LE PATIENT NUMERO 13

LE PATIENT NUMERO 13

Je venais de soutenir ma thèse sur la schizophrénie depuis peu lorsque j’obtins enfin l’autorisation administrative -et à ma grande surprise l’accord de l’intéressé-  me permettant de rendre visite au célèbre Patient Numéro 13 de l’hôpital psychiatrique de la ville de B.

L’histoire de cet homme hors du commun avait défrayé la chronique quelques deux ans auparavant : d’une part, parce qu’un assassin en série était du pain béni pour la presse, d’autre part, parce que  les multiples personnalités de ce patient s’accompagnaient d’un changement à la fois physique et comportemental si stupéfiant que même les plus éminents psychiatres étaient pris au dépourvu. L’un d’eux ayant d’ailleurs été blessé par l’une de ses violentes manifestations, le criminel avait été installé dans une cellule hautement sécurisée. Qui plus est, les médecins craignaient qu’il ne passe –en l’espace d’un instant- du paisible et peureux Numéro 1 à celui, autodestructeur et suicidaire Numéro 13 et n’attente à sa propre vie.

Au lieu de lui donner son nom de baptême, Janus Masson, les journalistes -puis au fil du temps-  les praticiens eux-mêmes, avaient fini par ne plus l’appeler que le Patient Numéro 13. De fait, 13 personnalités éminemment différentes avaient été répertoriées chez lui, se réveillant à tour de rôle et au gré des réflexes de protection ou d’agression de leur hôte.

Il existe de multiples formes cliniques de schizophrénie, certaines sont très symptomatiques, d’autres beaucoup plus discrètes et plus répandues. Nous étions donc là devant un cas exceptionnel, ce qui avait nourri mon souhait de rencontrer celui qui était donc, à mes yeux, un extraordinaire sujet d’étude.

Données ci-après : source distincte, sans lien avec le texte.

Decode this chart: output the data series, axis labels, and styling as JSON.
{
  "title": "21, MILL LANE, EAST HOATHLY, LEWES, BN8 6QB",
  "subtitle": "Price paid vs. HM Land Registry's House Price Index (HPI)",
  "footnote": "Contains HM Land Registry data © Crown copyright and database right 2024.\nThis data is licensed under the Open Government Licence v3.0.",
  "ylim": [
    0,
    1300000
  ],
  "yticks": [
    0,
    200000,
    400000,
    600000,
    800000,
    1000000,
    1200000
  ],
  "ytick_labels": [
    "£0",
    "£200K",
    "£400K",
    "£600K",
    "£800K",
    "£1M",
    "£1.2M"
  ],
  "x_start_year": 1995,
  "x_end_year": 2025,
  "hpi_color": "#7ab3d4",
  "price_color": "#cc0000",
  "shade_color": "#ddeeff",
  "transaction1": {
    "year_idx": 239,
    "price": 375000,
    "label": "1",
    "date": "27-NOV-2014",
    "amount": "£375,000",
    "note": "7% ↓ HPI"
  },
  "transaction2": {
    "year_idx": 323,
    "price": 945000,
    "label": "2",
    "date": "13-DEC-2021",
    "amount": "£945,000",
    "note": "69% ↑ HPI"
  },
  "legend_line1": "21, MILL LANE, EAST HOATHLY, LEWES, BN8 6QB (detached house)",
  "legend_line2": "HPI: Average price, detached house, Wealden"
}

Personne n’était autorisé à demeurer seul en sa (ou devrais-je dire en ses) compagnie(s) à cause du dangereux, de l’effrayant numéro 12, assassin sans état d’âme et qui l’avait donc rendu tristement célèbre aux yeux du grand public. Aussi, après les multiples formalités d’usage, je pénétrai enfin –accompagnée d’un solide gardien armé d’un taser-  au sein de l’espace que l’on avait attribué au pensionnaire le plus illustre de l’honorable établissement. La pièce n’était ni plus ni moins qu’un cube soigneusement capitonné d’environ 3 mètres de côté et dans lequel n’avaient été installés que les meubles indispensables au confort rudimentaire de son occupant : un lit, un fauteuil, une table. Masqué par un mur bas, se trouvait tout au fond de la pièce ce qui devait être une salle de bains minimaliste.  Je constatai que tout le mobilier, sans exception, était fixé au sol et qu’une caméra murale mobile surveillait les lieux.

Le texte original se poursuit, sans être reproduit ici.